Take for example Markus Persson, also known as Notch, creator of Minecraft. He’s an extremely public personality using Twitter to talk to his fans with this fedora wearing public persona. He self promotes to great success, being able to tell his fans of new projects and keep people interested in his work. Many devs like this get fans themselves as well as fans of their games. At the business side of things this lets them advertise new games and projects, as well as being able to find out their fanbases opinions easily.




Of course sometimes this can backfire. Youtube is central to the indie game community. It gives reviews and publicity to games. Usually this is an amazing thing.



Day One: Garry’s Incident made by Wild Games studio was released in September of 2013 and soon became one of the biggest things in indie games for the time. Not for good reasons. It was immediately hit with terrible reviews. Youtube Critic Totalbiscuit created a review for this game, using a pre-release version he was given by the developers as done with many indie games.
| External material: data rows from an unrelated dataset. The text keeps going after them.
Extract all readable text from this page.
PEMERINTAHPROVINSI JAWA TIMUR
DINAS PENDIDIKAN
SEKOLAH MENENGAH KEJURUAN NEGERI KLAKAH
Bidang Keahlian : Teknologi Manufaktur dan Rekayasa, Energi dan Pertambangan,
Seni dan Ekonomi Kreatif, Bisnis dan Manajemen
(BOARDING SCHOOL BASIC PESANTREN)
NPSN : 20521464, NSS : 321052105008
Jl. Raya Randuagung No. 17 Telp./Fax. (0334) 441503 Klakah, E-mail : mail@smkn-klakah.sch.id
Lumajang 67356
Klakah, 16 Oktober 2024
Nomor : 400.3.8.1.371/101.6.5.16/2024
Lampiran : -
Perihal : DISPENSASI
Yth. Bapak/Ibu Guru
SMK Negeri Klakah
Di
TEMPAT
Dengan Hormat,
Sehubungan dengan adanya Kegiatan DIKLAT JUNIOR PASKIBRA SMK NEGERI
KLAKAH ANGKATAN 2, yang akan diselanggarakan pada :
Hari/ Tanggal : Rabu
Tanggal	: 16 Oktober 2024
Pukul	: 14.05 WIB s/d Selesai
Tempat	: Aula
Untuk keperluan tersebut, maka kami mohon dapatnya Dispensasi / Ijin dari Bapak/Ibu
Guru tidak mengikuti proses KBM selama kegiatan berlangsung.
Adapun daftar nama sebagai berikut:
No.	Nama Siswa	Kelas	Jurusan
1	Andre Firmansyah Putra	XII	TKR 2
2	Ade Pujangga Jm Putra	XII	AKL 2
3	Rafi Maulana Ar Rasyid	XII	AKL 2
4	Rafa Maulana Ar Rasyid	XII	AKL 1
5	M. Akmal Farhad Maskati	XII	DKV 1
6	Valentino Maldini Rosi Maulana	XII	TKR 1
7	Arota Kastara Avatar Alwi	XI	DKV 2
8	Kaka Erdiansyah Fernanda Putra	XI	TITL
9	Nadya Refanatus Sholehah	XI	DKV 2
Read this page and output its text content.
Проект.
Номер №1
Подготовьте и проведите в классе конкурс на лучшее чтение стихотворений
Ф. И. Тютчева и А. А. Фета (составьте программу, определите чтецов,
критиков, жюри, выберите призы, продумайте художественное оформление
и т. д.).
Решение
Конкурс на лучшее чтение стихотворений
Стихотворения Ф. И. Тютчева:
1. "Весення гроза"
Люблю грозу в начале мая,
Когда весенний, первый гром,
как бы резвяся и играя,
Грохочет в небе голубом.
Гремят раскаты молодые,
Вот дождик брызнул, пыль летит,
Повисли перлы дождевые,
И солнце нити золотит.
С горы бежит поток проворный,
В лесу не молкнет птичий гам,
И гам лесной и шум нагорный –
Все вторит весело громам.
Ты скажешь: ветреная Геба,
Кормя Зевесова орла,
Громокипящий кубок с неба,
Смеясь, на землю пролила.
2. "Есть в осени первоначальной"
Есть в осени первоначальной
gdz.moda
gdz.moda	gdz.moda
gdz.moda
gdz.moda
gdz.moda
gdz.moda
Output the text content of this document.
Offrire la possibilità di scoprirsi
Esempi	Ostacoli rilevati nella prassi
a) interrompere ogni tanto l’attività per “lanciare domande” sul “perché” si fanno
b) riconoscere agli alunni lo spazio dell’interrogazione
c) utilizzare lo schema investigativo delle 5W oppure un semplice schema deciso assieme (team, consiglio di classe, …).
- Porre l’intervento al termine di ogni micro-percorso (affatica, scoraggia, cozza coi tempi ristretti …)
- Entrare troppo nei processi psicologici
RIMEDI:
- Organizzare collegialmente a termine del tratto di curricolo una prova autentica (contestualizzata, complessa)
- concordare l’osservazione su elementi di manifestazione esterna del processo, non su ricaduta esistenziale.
The issue is that he gave the game a terrible review. He was incrediably critical of it. Wild Games Studio instead of dealing with this instead made a false copyright claim against the video to get it removed, and succeeded for a brief time. In Totalbiscuits words on Twitter, "Long story short. Dev sends code, code used to make critique, dev dislikes critique, dev abuses system to censor critique.".



Not only this, but it was also revealed that the studio was giving fake reviews to try and boost its score on the review site Metacritic. When all of these things came to light gamers acted harshly, and now the game has been struck with terrible reviews given a rating of 0.4. This is a huge display of how social networking and youtube can completely ruin a game, instead of giving it fame and attracting fans. This will most likely effect the company for the rest of their career.

As you can see social media effects the indie gaming scene for both the good and the bad. Some developers can and do use the more open connectivity of the industry now to their advantage, and some others need to be careful that EVERYTHING is recorded, even the bad things.